The blazing fast way to Yank URIs from text.
go get -u github.com/eskriett/yuri
import "github.com/eskriett/yuri"
func main() {
yuri.YankURIs([]byte("yuri lives at https://github.com/eskriett/yuri"))
// []string{"https://github.com/eskriett/yuri"}
}
go get -u github.com/eskriett/yuri/cmd/yuri
$ echo "I want to extract: http://example.com/" | yuri
http://example.com/
yuri tries to extract URIs of numerous schemes from text as fast as possible. Compared to most similar tools which use regular expressions, yuri uses a DFA built using ragel for performance.

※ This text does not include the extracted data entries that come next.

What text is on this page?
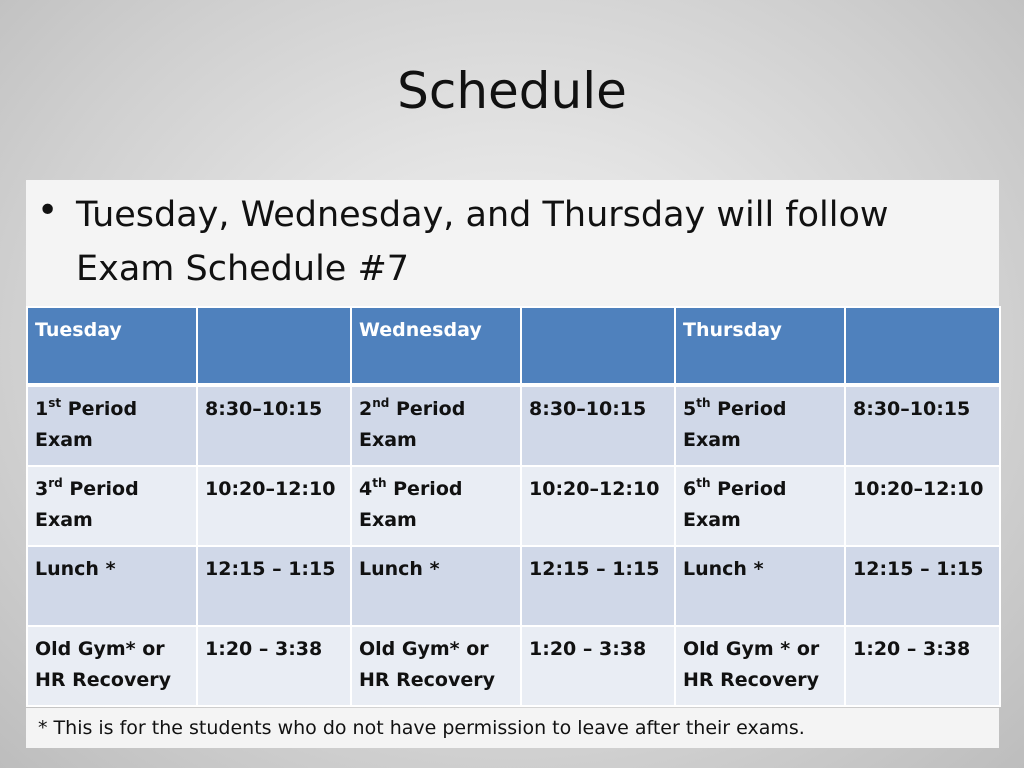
Schedule
• Tuesday, Wednesday, and Thursday will follow Exam Schedule #7
Tuesday		Wednesday		Thursday	
1st Period Exam	8:30–10:15	2nd Period Exam	8:30–10:15	5th Period Exam	8:30–10:15
3rd Period Exam	10:20–12:10	4th Period Exam	10:20–12:10	6th Period Exam	10:20–12:10
Lunch *	12:15 – 1:15	Lunch *	12:15 – 1:15	Lunch *	12:15 – 1:15
Old Gym* or HR Recovery	1:20 – 3:38	Old Gym* or HR Recovery	1:20 – 3:38	Old Gym * or HR Recovery	1:20 – 3:38
* This is for the students who do not have permission to leave after their exams.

The schemes yuri is currently able to extract are:
ftp
http
https
hxxp
hxxps
mailto
While the tool works well in many cases, it may sometimes return URIs which are not fully compliant with their corresponding RFC (yuri is loosely based on the ABNF provided by RFC3987). If full RFC complicance is a requirement for a given scheme, a post-pass URI validation phase is advisable.
Please note that I developed yuri to solve a specific problem and am aware there may be problems. If you notice yuri fails to extract a URI or want to submit improvements (e.g. support for an additional scheme), please submit a pull request which includes tests for your changes.